After one more drink, I might have said this was b…., um, but I’ve only had two, so it will have to be “claptrap.” Quite apart from the fact that his beef seems to be the fact that the bass line isn’t sung at pitch (ho hum, the harmony isn’t inverted, and the voice, albeit transposed, is still in the polyphony – Palestrina and all his chums wouldn’t have batted an eyelid – THE MUSIC IS NOT TO BE HEARD OR UNDERSTOOD VERTICALLY!!!), I cannot imagine any Renaissance composer, from Arcadelt to Zarlino, who would have any comprehension of such a notion.
In the 1500s, composition – at least, the written working out of musical ideas – was quite a different pursuit to performance. What went down on paper was just one, just one, amongst myriad possibilities for the performance of a work. The idea that you could condense the best qualities of all those versions into one monumental performance would have be preposterous.

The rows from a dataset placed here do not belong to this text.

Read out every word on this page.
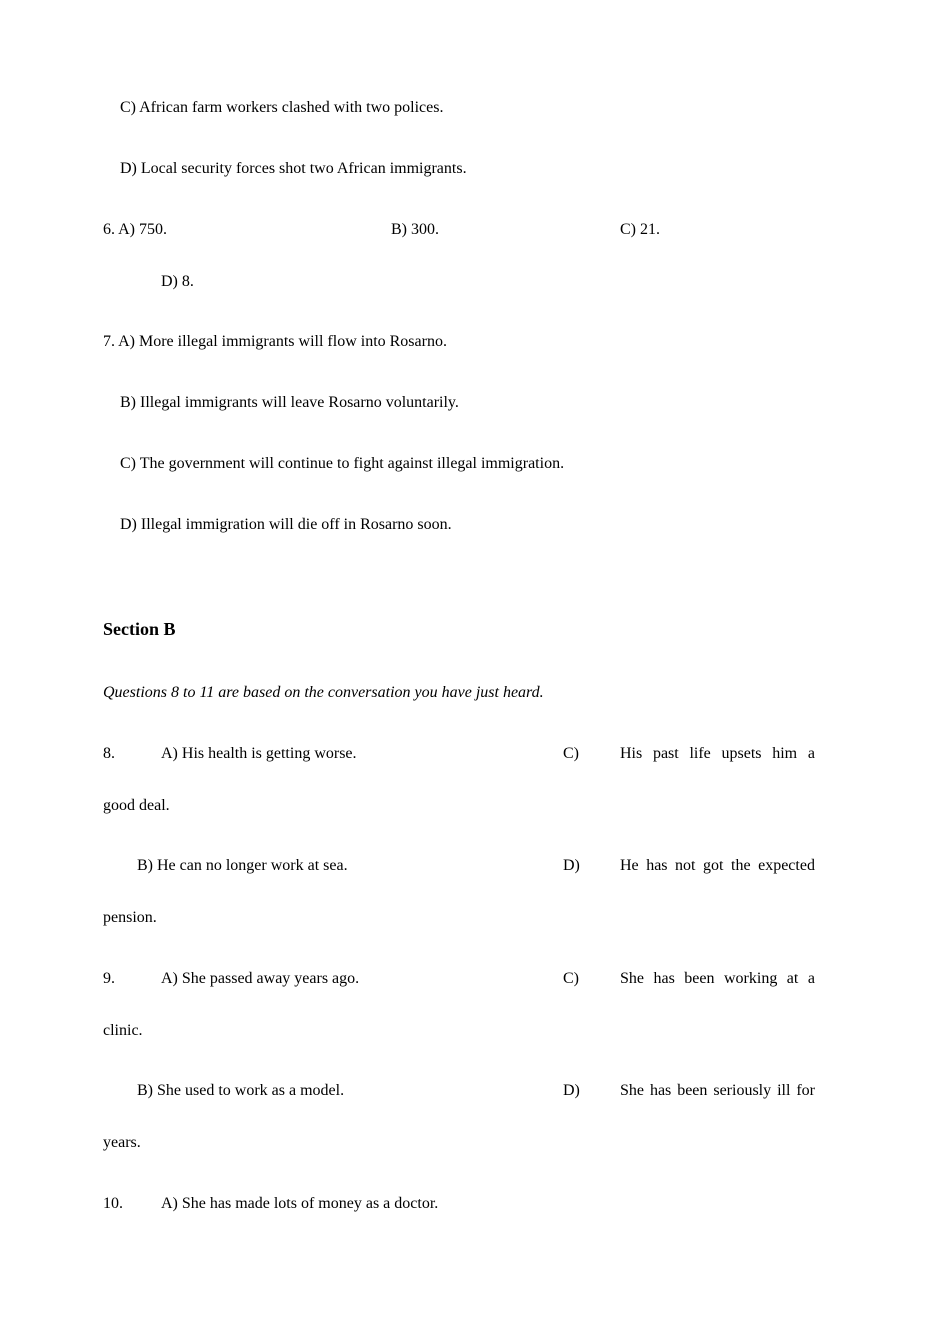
C) African farm workers clashed with two polices.
D) Local security forces shot two African immigrants.
6. A) 750.	B) 300.	C) 21.
D) 8.
7. A) More illegal immigrants will flow into Rosarno.
B) Illegal immigrants will leave Rosarno voluntarily.
C) The government will continue to fight against illegal immigration.
D) Illegal immigration will die off in Rosarno soon.
Section B
Questions 8 to 11 are based on the conversation you have just heard.
8.	A) His health is getting worse.	C)	His past life upsets him a
good deal.
B) He can no longer work at sea.	D)	He has not got the expected
pension.
9.	A) She passed away years ago.	C)	She has been working at a
clinic.
B) She used to work as a model.	D)	She has been seriously ill for
years.
10. A) She has made lots of money as a doctor.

I realise that a generous, open-minded and universal reception/acceptance of non-score-bound performances of Renaissance polyphony is kind of like full employment – a nice idea, but I won’t see it in my lifetime. But sometimes, just sometimes, I wish people would just go with the flow, and let their Ramellian prejudices float away on a crest of really beautiful, voice-led polyphony. I spent most of my teens and twenties in a love-affair with bass lines (and, truth be told, bass players). But then I grew older and realised that there is a false security in foundations, at least when it comes to polyphony. The vertical warp is there for organisation, but the beauty of the fabric comes from the weft.